Il serait inéquitable de laisser à la charge du syndicat des copropriétaires les frais irrépétibles engagés et non compris dans les dépens. Ainsi, Mme [L] sera condamnée à lui payer la somme de 1.500 euros sur le fondement de l’article 700 du code de procédure civile.

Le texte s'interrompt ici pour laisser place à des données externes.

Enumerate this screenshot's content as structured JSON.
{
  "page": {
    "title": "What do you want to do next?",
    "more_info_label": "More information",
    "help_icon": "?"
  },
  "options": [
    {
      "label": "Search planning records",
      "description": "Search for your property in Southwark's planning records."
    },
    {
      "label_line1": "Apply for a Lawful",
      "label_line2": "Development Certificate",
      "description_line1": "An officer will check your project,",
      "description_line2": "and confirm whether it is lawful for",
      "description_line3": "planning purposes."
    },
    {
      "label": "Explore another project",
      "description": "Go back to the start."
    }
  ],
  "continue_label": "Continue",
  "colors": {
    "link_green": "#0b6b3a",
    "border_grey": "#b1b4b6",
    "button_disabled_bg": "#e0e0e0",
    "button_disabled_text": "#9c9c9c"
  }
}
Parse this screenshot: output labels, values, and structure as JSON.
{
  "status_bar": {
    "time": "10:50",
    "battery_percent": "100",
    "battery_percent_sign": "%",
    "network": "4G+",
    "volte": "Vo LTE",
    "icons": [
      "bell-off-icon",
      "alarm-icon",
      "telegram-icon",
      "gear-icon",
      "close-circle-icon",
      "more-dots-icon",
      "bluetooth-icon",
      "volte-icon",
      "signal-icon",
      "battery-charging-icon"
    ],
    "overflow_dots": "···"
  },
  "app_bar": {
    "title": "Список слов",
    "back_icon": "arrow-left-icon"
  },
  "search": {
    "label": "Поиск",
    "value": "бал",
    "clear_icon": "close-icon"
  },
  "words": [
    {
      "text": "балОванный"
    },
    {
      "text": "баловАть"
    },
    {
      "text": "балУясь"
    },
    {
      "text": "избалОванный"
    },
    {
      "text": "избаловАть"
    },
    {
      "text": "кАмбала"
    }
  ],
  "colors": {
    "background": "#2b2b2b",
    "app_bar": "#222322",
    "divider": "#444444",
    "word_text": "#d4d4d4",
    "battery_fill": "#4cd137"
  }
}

Il convient de rappeler qu’en application de l’article 514 du code de procédure civile, les décisions de première instance sont de droit exécutoires à titre provisoire à moins que la décision rendue n’en dispose autrement. En l’espèce, il n’y a pas lieu d’écarter l’exécution provisoire.
PAR CES MOTIFS
Le Tribunal judiciaire, statuant par décision réputée contradictoire et en premier ressort, par mise à disposition au greffe après débats en audience publique,
Déclare le syndicat des copropriétaires de l’ensemble immobilier “Les Nouveaux Horizons”, représenté par son syndic en exercice, recevable en ses demandes ;
Condamne Mme [E] [T] [C] [L] à payer au syndicat des copropriétaires de l’ensemble immobilier “Les Nouveaux Horizons” – syndicat principal, situé [Adresse 17] à [Adresse 10] [Localité 1], pris en la personne de son syndic en exercice, la somme de 5.877,80 euros au titre des charges de copropriété impayées arrêtées au 1er janvier 2025, appel de fonds du 1er trimestre 2025 inclus,
avec intérêts au taux légal à compter du 15 janvier 2025 ;
Déboute le syndicat des copropriétaires de l’ensemble immobilier “Les Nouveaux Horizons” – syndicat principal, situé [Adresse 20] ([Adresse 7]), représenté par son syndic en exercice, de sa demande au titre des frais de recouvrement ;
Condamne Mme [E] [T] [C] [L] à payer au syndicat des copropriétaires de l’ensemble immobilier “Les Nouveaux Horizons” – syndicat principal, situé [Adresse 17] à [Adresse 10] [Localité 1], pris en la personne de son syndic en exercice, la somme de 500 euros à titre de dommages et intérêts ;
Condamne Mme [E] [T] [C] [L] à payer au syndicat des copropriétaires de l’ensemble immobilier “Les Nouveaux Horizons” – syndicat principal, situé [Adresse 17] à [Adresse 10] [Localité 1], pris en la personne de son syndic en exercice, la somme de 1.500 euros au titre de l’article 700 du code de procédure civile ;
Condamne Mme [E] [T] [C] [L] aux dépens ;
Déboute le syndicat des copropriétaires de l’ensemble immobilier “Les Nouveaux Horizons” – syndicat principal, situé [Adresse 19] [Localité 11] ([Localité 9], représenté par son syndic en exercice, du surplus de ses demandes ;
Dit n’y avoir lieu à écarter l’exécution provisoire.
Prononcé par mise à disposition au greffe le 29 JANVIER 2026 par Madame Lucile CELIER-DENNERY, Vice-Présidente, assistée de Madame Carla LOPES DOS SANTOS, Greffier, lesquelles ont signé la minute du présent jugement.